To test the diversity of the decisions, I decided to play each episode twice, making completely opposing choices. Sadly in the first episode many of my decisions have had little impact on the episode directly, and the outcome, no matter what decision, often turned out to be the same and certain events seemed fixed and were thrust upon me. Much the same can be said about episode two. One time I deliberately decided not to act at all and my character took control of himself to ensure that the story arc would take a certain path. Whilst an indie title may have restrictions, in comparison to the multiple ending of a game like Heavy Rain, Telltale’s Walking Dead forced decisions upon you that decided the fate of those in your group almost immediately. You saw the impact and had little time to deal with it. Granted Walking Dead had unavoidable key moments too, but the illusion was created that the game was in your hands.

Having said that episode two, The Lost Lords, has many unavoidable key events but we are beginning to see, albeit it rather subtly, the impact of some of your previous choices from episode one and how these pathways are beginning to break away from each other. I can still only hope that after two episodes of Game of Thrones, that Telltale are playing the long game and that your decisions have huge ramifications further down the line.

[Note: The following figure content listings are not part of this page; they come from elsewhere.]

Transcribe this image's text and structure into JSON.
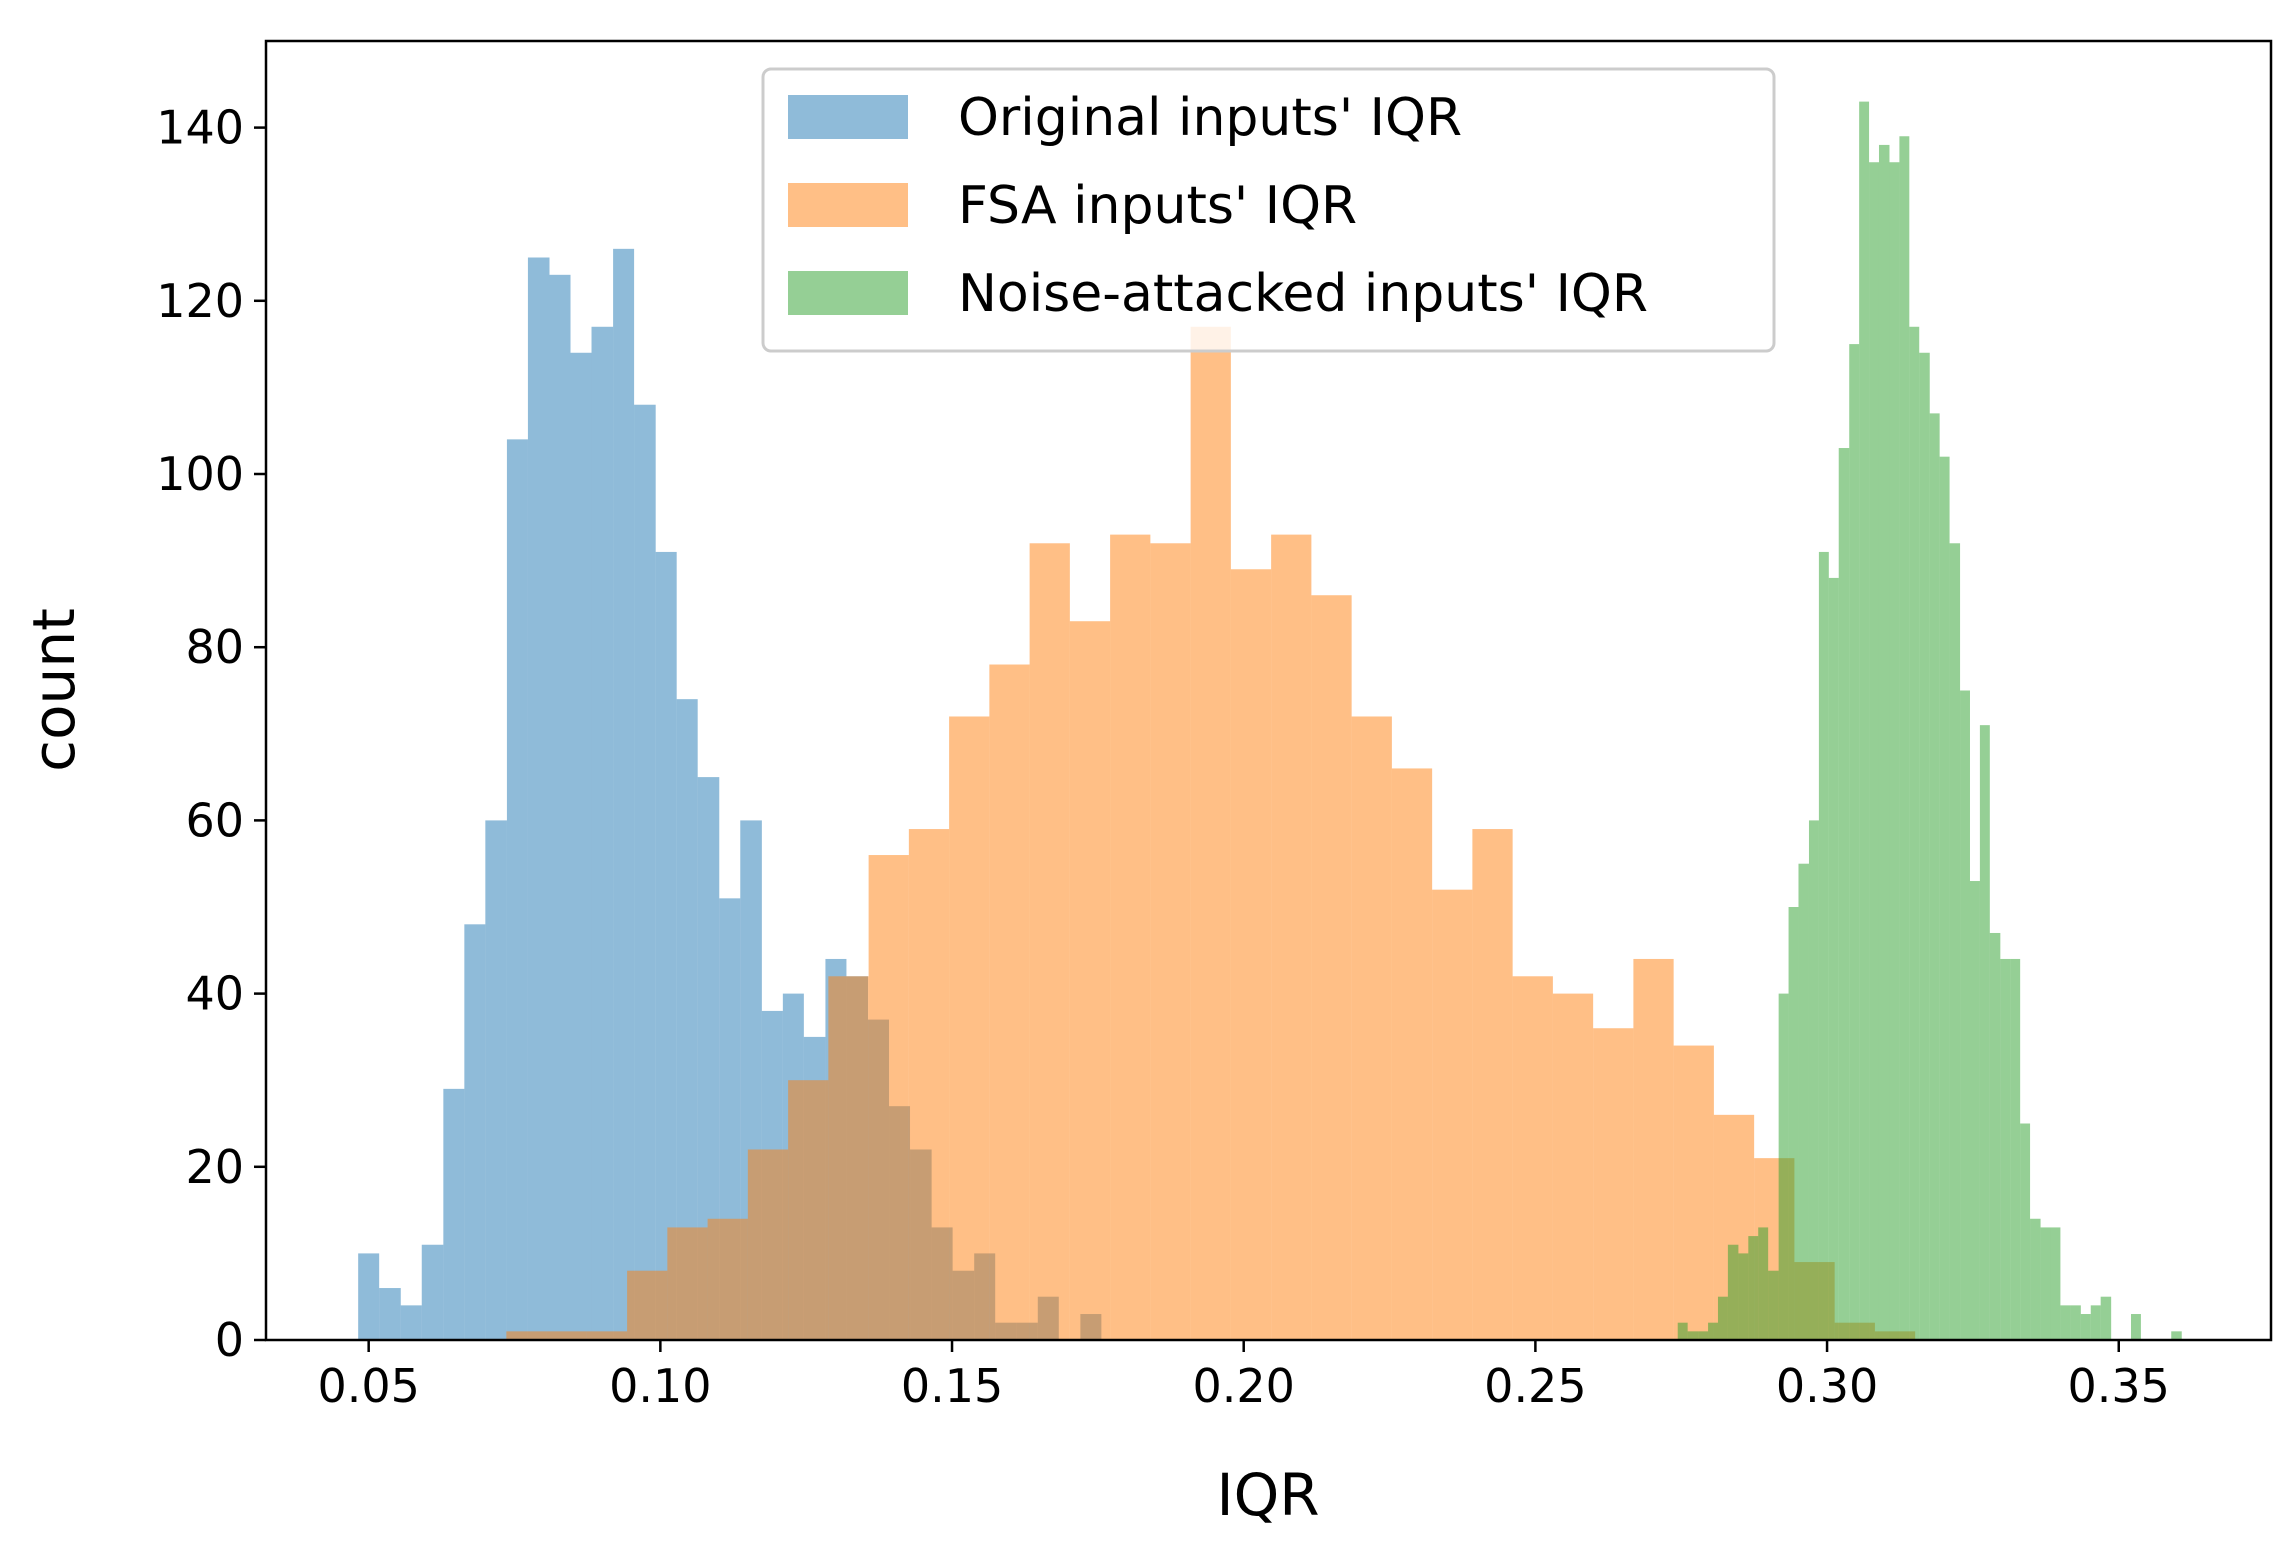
{
  "chart_data": {
    "type": "histogram",
    "xlabel": "IQR",
    "ylabel": "count",
    "xlim": [
      0.0324,
      0.3761
    ],
    "ylim": [
      0,
      150
    ],
    "xticks": [
      0.05,
      {
        "value": 0.1,
        "label": "0.10"
      },
      0.15,
      {
        "value": 0.2,
        "label": "0.20"
      },
      0.25,
      {
        "value": 0.3,
        "label": "0.30"
      },
      0.35
    ],
    "yticks": [
      0,
      20,
      40,
      60,
      80,
      100,
      120,
      140
    ],
    "legend": "upper center",
    "alpha": 0.5,
    "series": [
      {
        "name": "Original inputs' IQR",
        "color": "#1f77b4",
        "bins": [
          0.0482,
          0.0518,
          0.0555,
          0.0591,
          0.0628,
          0.0664,
          0.07,
          0.0737,
          0.0773,
          0.081,
          0.0846,
          0.0882,
          0.0919,
          0.0955,
          0.0992,
          0.1028,
          0.1064,
          0.1101,
          0.1137,
          0.1174,
          0.121,
          0.1246,
          0.1283,
          0.1319,
          0.1356,
          0.1392,
          0.1428,
          0.1465,
          0.1501,
          0.1538,
          0.1574,
          0.161,
          0.1647,
          0.1683,
          0.172,
          0.1756
        ],
        "values": [
          10,
          6,
          4,
          11,
          29,
          48,
          60,
          104,
          125,
          123,
          114,
          117,
          126,
          108,
          91,
          74,
          65,
          51,
          60,
          38,
          40,
          35,
          44,
          42,
          37,
          27,
          22,
          13,
          8,
          10,
          2,
          2,
          5,
          0,
          3
        ]
      },
      {
        "name": "FSA inputs' IQR",
        "color": "#ff7f0e",
        "bins": [
          0.0736,
          0.0805,
          0.0874,
          0.0943,
          0.1012,
          0.1081,
          0.115,
          0.1219,
          0.1288,
          0.1357,
          0.1426,
          0.1495,
          0.1564,
          0.1633,
          0.1702,
          0.1771,
          0.184,
          0.1909,
          0.1978,
          0.2047,
          0.2116,
          0.2185,
          0.2254,
          0.2323,
          0.2392,
          0.2461,
          0.253,
          0.2599,
          0.2668,
          0.2737,
          0.2806,
          0.2875,
          0.2944,
          0.3013,
          0.3082,
          0.3151
        ],
        "values": [
          1,
          1,
          1,
          8,
          13,
          14,
          22,
          30,
          42,
          56,
          59,
          72,
          78,
          92,
          83,
          93,
          92,
          117,
          89,
          93,
          86,
          72,
          66,
          52,
          59,
          42,
          40,
          36,
          44,
          34,
          26,
          21,
          9,
          2,
          1
        ]
      },
      {
        "name": "Noise-attacked inputs' IQR",
        "color": "#2ca02c",
        "bins": [
          0.2744,
          0.2761,
          0.2779,
          0.2796,
          0.2813,
          0.283,
          0.2848,
          0.2865,
          0.2882,
          0.2899,
          0.2917,
          0.2934,
          0.2951,
          0.2969,
          0.2986,
          0.3003,
          0.302,
          0.3038,
          0.3055,
          0.3072,
          0.3089,
          0.3107,
          0.3124,
          0.3141,
          0.3158,
          0.3176,
          0.3193,
          0.321,
          0.3228,
          0.3245,
          0.3262,
          0.3279,
          0.3297,
          0.3314,
          0.3331,
          0.3348,
          0.3366,
          0.3383,
          0.34,
          0.3418,
          0.3435,
          0.3452,
          0.3469,
          0.3487,
          0.3504,
          0.3521,
          0.3538,
          0.3556,
          0.3573,
          0.359,
          0.3608
        ],
        "values": [
          2,
          1,
          1,
          2,
          5,
          11,
          10,
          12,
          13,
          8,
          40,
          50,
          55,
          60,
          91,
          88,
          103,
          115,
          143,
          136,
          138,
          136,
          139,
          117,
          114,
          107,
          102,
          92,
          75,
          53,
          71,
          47,
          44,
          44,
          25,
          14,
          13,
          13,
          4,
          4,
          3,
          4,
          5,
          0,
          0,
          3,
          0,
          0,
          0,
          1
        ]
      }
    ]
  }
}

However, despite these flaws, Game of Thrones is still an amazing and engaging title. The story telling excels and like the TV series, more and more characters enter the fray muddying the waters. Those you thought of as main characters in episode one take a back seat to the new startling and headstrong Forrester brothers. Twist and turns await, and cliffhangers are plentiful. Essentially Telltale have captured the essence of George R.R. Martin’s encapsulating world and opened the universe even further, I just wish they could make it a touch more fun to be in.